Dark count is usually expressed in electrons per unit of time at a given temperature. It can also be expressed as a current per sensor area at a given temperature. The sole reason that CCDs are cooled is to reduce the dark count effect. For example, a Kodak KAF-0402e and KAF-1602e sensor is specified to have a dark count of 50 electrons per second at 25° C. Taking a one-minute exposure at this temperature would generate 3000 electrons of thermally induced charge!
Although the dark count can be subtracted, the dark noise cannot. The dark noise is approximately the square root of the dark count. In this example, the dark noise is about 55 electrons. This could easily degrade any low-light image you attempted to capture over this period of time. These sensors specify a "doubling temperature" of 5-6° C. Cooling the CCD to +10° C would reduce the dark count in a one-minute exposure from 3000 to about 530 electrons. At -5° C this number reduces to about 97. At -20° C it lowers to 17 electrons. These calculations assume a 6° doubling temperature.
It is easy to see why it is necessary to cool the sensor during use. Although corrections can be made for dark contribution in the finished image by subtraction, the error in this process increases with increasing dark count, given some degree of temperature instability and dark noise present in every system. The bottom line is to minimize the amount of dark count in the imaging system.

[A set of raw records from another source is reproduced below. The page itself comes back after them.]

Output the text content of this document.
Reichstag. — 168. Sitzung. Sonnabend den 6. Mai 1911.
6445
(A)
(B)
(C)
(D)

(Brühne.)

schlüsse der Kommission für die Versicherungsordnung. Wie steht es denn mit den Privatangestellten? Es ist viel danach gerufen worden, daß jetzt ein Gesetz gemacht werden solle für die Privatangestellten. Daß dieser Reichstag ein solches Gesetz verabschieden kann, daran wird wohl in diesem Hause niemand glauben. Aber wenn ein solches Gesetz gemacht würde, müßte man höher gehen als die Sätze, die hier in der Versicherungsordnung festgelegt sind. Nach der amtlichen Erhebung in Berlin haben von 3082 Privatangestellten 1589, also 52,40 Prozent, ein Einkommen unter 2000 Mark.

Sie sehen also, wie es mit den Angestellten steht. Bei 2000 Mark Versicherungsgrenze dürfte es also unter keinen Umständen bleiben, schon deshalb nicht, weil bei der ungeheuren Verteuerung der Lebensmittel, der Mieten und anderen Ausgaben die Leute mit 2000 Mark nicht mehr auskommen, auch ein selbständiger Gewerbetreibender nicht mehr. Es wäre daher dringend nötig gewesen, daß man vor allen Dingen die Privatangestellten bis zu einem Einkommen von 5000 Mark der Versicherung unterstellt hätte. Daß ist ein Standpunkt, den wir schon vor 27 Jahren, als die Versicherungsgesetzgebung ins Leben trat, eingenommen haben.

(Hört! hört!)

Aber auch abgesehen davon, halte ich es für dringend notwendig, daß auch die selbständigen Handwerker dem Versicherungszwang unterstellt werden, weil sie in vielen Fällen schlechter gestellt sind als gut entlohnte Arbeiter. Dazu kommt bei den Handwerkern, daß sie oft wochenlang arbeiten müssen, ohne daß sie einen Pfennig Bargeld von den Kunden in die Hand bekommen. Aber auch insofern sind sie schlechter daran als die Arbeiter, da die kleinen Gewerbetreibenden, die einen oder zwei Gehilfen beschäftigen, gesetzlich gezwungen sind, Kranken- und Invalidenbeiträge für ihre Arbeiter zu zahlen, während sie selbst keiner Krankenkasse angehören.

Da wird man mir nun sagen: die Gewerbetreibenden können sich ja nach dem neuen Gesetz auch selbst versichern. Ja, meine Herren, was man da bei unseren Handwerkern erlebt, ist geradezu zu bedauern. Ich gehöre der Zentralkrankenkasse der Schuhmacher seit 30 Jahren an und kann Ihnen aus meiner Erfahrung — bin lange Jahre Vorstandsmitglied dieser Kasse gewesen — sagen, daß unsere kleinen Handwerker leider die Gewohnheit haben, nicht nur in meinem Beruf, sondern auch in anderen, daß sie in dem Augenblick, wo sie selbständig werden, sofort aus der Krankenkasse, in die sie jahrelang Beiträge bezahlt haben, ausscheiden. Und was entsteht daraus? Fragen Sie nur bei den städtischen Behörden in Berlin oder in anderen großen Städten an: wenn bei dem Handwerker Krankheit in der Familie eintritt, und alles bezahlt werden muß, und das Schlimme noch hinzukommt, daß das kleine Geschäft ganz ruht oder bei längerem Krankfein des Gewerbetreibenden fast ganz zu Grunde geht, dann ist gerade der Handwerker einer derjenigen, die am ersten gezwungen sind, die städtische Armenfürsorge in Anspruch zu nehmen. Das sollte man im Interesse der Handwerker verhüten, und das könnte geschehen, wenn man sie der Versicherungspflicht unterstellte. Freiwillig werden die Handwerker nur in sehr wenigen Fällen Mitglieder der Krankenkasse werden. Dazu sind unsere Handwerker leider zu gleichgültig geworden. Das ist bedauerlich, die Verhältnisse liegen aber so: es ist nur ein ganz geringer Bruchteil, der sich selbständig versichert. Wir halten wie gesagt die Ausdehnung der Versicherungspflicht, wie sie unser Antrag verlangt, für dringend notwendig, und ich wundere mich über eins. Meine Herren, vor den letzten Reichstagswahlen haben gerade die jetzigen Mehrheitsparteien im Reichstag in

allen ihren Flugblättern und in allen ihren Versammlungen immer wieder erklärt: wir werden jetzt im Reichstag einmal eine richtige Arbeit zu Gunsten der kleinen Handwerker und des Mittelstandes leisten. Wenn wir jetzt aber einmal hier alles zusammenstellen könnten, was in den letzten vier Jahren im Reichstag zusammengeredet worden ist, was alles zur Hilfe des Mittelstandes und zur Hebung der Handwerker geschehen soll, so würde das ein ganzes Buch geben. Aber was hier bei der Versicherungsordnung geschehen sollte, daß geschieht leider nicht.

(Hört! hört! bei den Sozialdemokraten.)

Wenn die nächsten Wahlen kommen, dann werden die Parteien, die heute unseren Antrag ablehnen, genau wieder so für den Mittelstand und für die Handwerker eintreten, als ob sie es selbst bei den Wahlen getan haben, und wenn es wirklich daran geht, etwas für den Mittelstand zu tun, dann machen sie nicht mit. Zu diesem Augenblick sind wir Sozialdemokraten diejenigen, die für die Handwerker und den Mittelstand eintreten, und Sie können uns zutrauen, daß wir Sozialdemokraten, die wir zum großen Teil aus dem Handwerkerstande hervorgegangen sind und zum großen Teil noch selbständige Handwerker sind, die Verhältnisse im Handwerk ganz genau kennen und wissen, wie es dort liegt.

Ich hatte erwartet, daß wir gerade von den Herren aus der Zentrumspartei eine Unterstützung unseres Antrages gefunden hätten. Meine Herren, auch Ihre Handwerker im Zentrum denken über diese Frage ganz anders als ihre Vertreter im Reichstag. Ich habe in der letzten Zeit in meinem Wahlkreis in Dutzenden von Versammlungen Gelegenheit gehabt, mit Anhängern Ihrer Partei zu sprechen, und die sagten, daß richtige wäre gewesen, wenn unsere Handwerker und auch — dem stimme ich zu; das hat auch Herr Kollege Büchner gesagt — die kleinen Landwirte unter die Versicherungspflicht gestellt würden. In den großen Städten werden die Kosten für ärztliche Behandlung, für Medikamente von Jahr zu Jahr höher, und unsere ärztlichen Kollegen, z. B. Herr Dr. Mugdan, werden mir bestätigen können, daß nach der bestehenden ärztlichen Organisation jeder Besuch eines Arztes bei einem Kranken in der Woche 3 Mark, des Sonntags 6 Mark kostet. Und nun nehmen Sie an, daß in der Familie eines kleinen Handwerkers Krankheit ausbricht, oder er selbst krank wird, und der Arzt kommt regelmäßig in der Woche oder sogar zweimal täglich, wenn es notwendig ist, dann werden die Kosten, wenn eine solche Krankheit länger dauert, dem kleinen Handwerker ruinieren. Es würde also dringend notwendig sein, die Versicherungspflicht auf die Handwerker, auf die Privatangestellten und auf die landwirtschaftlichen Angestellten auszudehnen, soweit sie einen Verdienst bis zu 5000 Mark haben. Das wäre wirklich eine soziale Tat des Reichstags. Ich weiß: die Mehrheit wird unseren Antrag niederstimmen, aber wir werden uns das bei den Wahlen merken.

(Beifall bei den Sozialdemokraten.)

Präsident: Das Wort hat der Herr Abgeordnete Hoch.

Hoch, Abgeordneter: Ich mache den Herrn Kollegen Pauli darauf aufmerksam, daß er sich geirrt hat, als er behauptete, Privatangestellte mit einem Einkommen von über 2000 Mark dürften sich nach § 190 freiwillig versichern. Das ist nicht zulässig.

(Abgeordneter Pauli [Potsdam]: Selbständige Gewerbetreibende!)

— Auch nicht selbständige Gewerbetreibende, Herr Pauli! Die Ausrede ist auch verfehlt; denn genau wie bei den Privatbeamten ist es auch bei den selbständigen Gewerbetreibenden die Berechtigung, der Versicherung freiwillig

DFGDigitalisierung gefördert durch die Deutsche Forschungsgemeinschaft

Not all CCDs exhibit the same dark count characteristics. For example, the Kodak KAF-1301e and KAF-1001e can exhibit 10 to 20 times higher dark count than those cited in the above example. Some back-illuminated sensors generate over 1 electron/sec. dark count at -40° C. These sensors require greater cooling to achieve the same dark counts as those discussed in the previous paragraph. Having lower dark count is always desirable, but there comes a point when other factors such as shot noise or S/N supercede dark count considerations. The design of a camera can include the extreme measure of LN2 cooling to virtually eliminate dark count, but the cost and complexity of this kind of system may not be warranted in most situations. Using hard vacuum with TEC cooling can also greatly enhance cooling performance, but these systems require periodic pumping to restore lost vacuum and can get quite expensive. The key is advancing the appropriate system design and cost to solve the problem at hand without too much excess. Apogee Alta® series systems employ a sealed soft-vacuum chamber with Argon back-fill as a low-maintenance compromise in cost and performance.